Yo-Yo — who earned her nickname because she keeps coming back after threatening to leave — is convinced that the blockchain revolution is going to be the golden parachute that gets her out of sex work. Ignoring the holes in her financial logic, the scene is a perfect encapsulation of the bizarre tonal cocktail that makes “They Cloned Tyrone” so much fun. “Creed II” writer Juel Taylor’s directorial debut ostensibly takes place in the present, but takes all of its stylistic cues from ’70s cinema. Throw in the fact that the plot revolves around futuristic cloning technology and you’re left with a whiplash-inducing good time that will leave you constantly glancing at the calendar.
Fontaine (John Boyega) has more than enough enough problems on his hands. Aggression from rival gangs and increasingly weak product are threatening to derail his small drug empire, and it’s getting harder to collect the money that everybody owes him in a reasonable timeframe.

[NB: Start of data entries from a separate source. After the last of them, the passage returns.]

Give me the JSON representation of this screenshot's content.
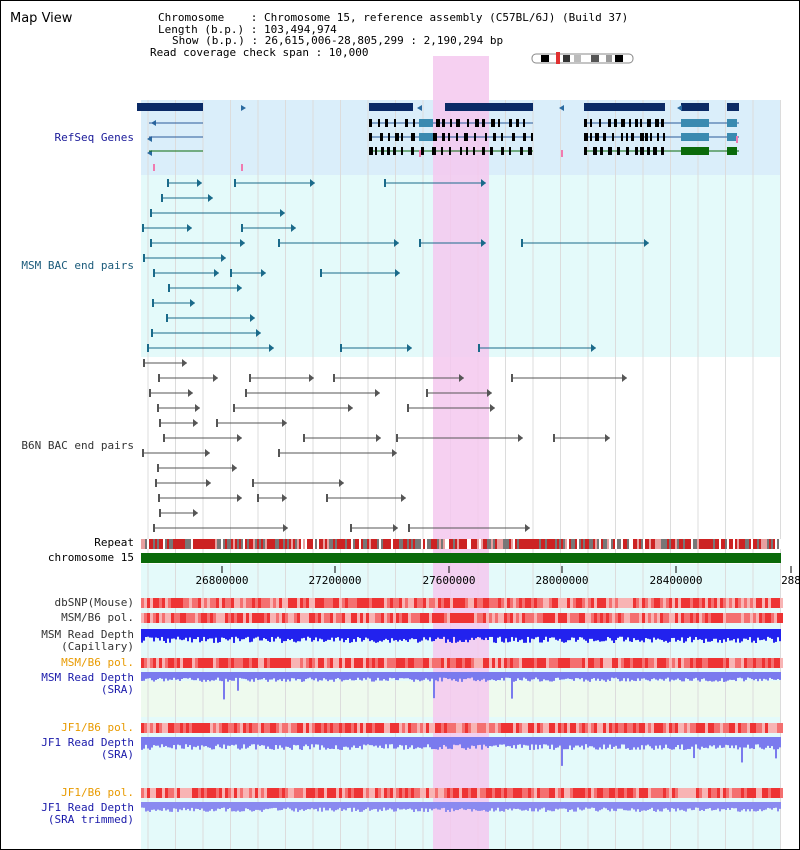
{
  "app_title": "Map View",
  "info": {
    "chromosome_row": "Chromosome    : Chromosome 15, reference assembly (C57BL/6J) (Build 37)",
    "length_row": "Length (b.p.) : 103,494,974",
    "show_row": "Show (b.p.) : 26,615,006-28,805,299 : 2,190,294 bp",
    "span_row": "Read coverage check span : 10,000"
  },
  "tracks": {
    "refseq": "RefSeq Genes",
    "msm_bac": "MSM BAC end pairs",
    "b6n_bac": "B6N BAC end pairs",
    "repeat": "Repeat",
    "chromosome": "chromosome 15",
    "dbsnp": "dbSNP(Mouse)",
    "msm_b6_pol_1": "MSM/B6 pol.",
    "msm_depth_cap_1": "MSM Read Depth",
    "msm_depth_cap_2": "(Capillary)",
    "msm_b6_pol_2": "MSM/B6 pol.",
    "msm_depth_sra_1": "MSM Read Depth",
    "msm_depth_sra_2": "(SRA)",
    "jf1_pol_1": "JF1/B6 pol.",
    "jf1_depth_1": "JF1 Read Depth",
    "jf1_depth_2": "(SRA)",
    "jf1_pol_2": "JF1/B6 pol.",
    "jf1_trim_1": "JF1 Read Depth",
    "jf1_trim_2": "(SRA trimmed)"
  },
  "ruler": {
    "ticks": [
      "26800000",
      "27200000",
      "27600000",
      "28000000",
      "28400000",
      "288"
    ]
  },
  "colors": {
    "refseq_label": "#1a1a99",
    "msm_bac_label": "#1a5a7a",
    "b6n_bac_label": "#333333",
    "orange_label": "#e89a00",
    "blue_label": "#1a1aaa",
    "highlight": "#f5c8ee",
    "gene_navy": "#0a2a66",
    "gene_teal": "#3a8ab0",
    "gene_green": "#0a6a0a",
    "chromosome_bar": "#0a6a0a",
    "depth_blue": "#2222ee",
    "depth_light": "#7a7aee"
  }
}
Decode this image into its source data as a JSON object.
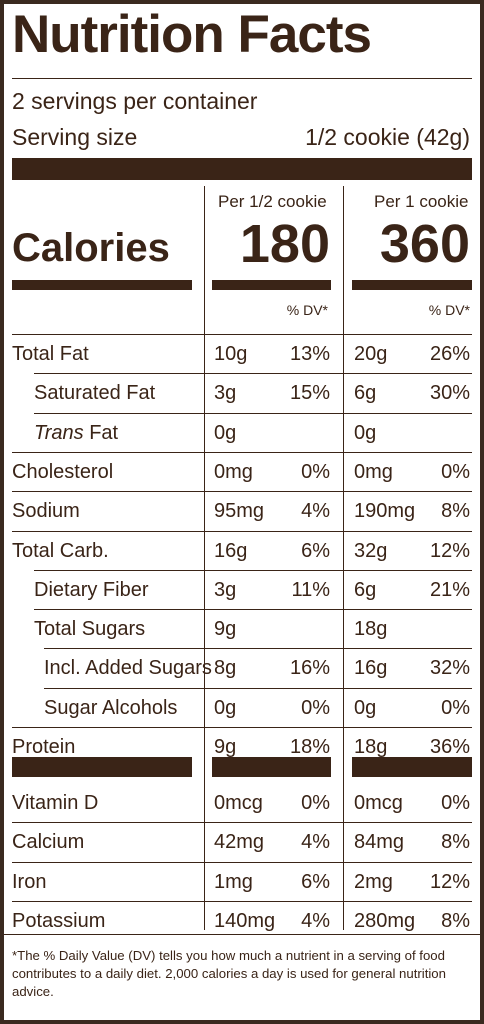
{
  "title": "Nutrition Facts",
  "servings_per_container": "2 servings per container",
  "serving_size_label": "Serving size",
  "serving_size_value": "1/2 cookie (42g)",
  "col1_header": "Per 1/2 cookie",
  "col2_header": "Per 1 cookie",
  "calories_label": "Calories",
  "calories_col1": "180",
  "calories_col2": "360",
  "dv_header": "% DV*",
  "nutrients": [
    {
      "name": "Total Fat",
      "a1": "10g",
      "p1": "13%",
      "a2": "20g",
      "p2": "26%"
    },
    {
      "name": "Saturated Fat",
      "a1": "3g",
      "p1": "15%",
      "a2": "6g",
      "p2": "30%"
    },
    {
      "name_italic": "Trans",
      "name_rest": " Fat",
      "a1": "0g",
      "p1": "",
      "a2": "0g",
      "p2": ""
    },
    {
      "name": "Cholesterol",
      "a1": "0mg",
      "p1": "0%",
      "a2": "0mg",
      "p2": "0%"
    },
    {
      "name": "Sodium",
      "a1": "95mg",
      "p1": "4%",
      "a2": "190mg",
      "p2": "8%"
    },
    {
      "name": "Total Carb.",
      "a1": "16g",
      "p1": "6%",
      "a2": "32g",
      "p2": "12%"
    },
    {
      "name": "Dietary Fiber",
      "a1": "3g",
      "p1": "11%",
      "a2": "6g",
      "p2": "21%"
    },
    {
      "name": "Total Sugars",
      "a1": "9g",
      "p1": "",
      "a2": "18g",
      "p2": ""
    },
    {
      "name": "Incl. Added Sugars",
      "a1": "8g",
      "p1": "16%",
      "a2": "16g",
      "p2": "32%"
    },
    {
      "name": "Sugar Alcohols",
      "a1": "0g",
      "p1": "0%",
      "a2": "0g",
      "p2": "0%"
    },
    {
      "name": "Protein",
      "a1": "9g",
      "p1": "18%",
      "a2": "18g",
      "p2": "36%"
    }
  ],
  "vitamins": [
    {
      "name": "Vitamin D",
      "a1": "0mcg",
      "p1": "0%",
      "a2": "0mcg",
      "p2": "0%"
    },
    {
      "name": "Calcium",
      "a1": "42mg",
      "p1": "4%",
      "a2": "84mg",
      "p2": "8%"
    },
    {
      "name": "Iron",
      "a1": "1mg",
      "p1": "6%",
      "a2": "2mg",
      "p2": "12%"
    },
    {
      "name": "Potassium",
      "a1": "140mg",
      "p1": "4%",
      "a2": "280mg",
      "p2": "8%"
    }
  ],
  "footnote": "*The % Daily Value (DV) tells you how much a nutrient in a serving of food contributes to a daily diet. 2,000 calories a day is used for general nutrition advice.",
  "colors": {
    "ink": "#3a2417",
    "border": "#3a2a20"
  }
}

So when the 1995 Players Ball Pimp of the Year tries to stiff his crew on a coke deal, he decides to make an example of him.
Fontaine heads down to the latest fleabag motel that Slick Charles is using as an office and finds the pimp full of excuses for why he can’t pay. But Fontaine isn’t having it. He shakes him down and leaves with the pimp’s emergency cash reserve, only to be murdered when a rival gang ambushes him on the way home. Bloody deaths are an unavoidable occupational hazard in Fontaine’s line of work — but the real surprise comes when he wakes up in his bed the next day as if nothing happened.
The re-born Fontaine has no recollection of last night’s events, so he goes through the exact same morning routine before attempting to collect his money from Charles and Yo-Yo. But they vividly remember the murder — and the only thing worse than seeing a ghost is seeing a ghost you owe a ton of drug money to.
Attempts to examine Fontaine’s apparent death lead them to a secret laboratory hidden under a fried chicken place that suggests they’re merely pawns in a conspiracy that goes far deeper than the streets. Armed with the knowledge that Fontaine can’t be (permanently) killed, the unlikely friends start throwing his body into the line of fire — and then repeating the same day over and over again — as they try to figure out who’s been lurking under their neighborhood.
The chemistry between the three leads is infectious — Jamie Foxx’s ludicrous pimp persona is a reminder that the man is a national treasure, and Boyega dutifully plays his hard-nosed straight man to great comedic effect. Parris rounds out the trio with a wildly entertaining performance as Yo-Yo, embodying the sex worker with the occasional obliviousness needed to lock horns with Foxx and enough street smarts to avoid becoming a caricature. The winning cast allows Taylor to exploit the formula that the Coen brothers have made careers out of: watching lovable dimwits investigate a mystery that they’re completely unqualified to solve is always a blast.
In addition to its Blaxploitation roots, “They Cloned Tyrone” also shares obvious DNA with some contemporary hits — namely genre-bending social satires like “Sorry to Bother You” and time loop sagas like “Russian Doll.” Yet it manages to weave its influences into something that feels consistently fresh without being derivative of any of them. Taylor builds his ‘70s-tinged vision of a dystopian future with a killer eye for detail, adding depth to even the most predictable symbolic moments. The film can be read as a metaphor for Hollywood trying to stifle the creativity of Black artists — but its very existence is proof that the alleged effort isn’t working.
Grade: B+
“They Cloned Tyrone” opens in select theaters on Friday, July 14 before streaming on Netflix on Friday, July 21.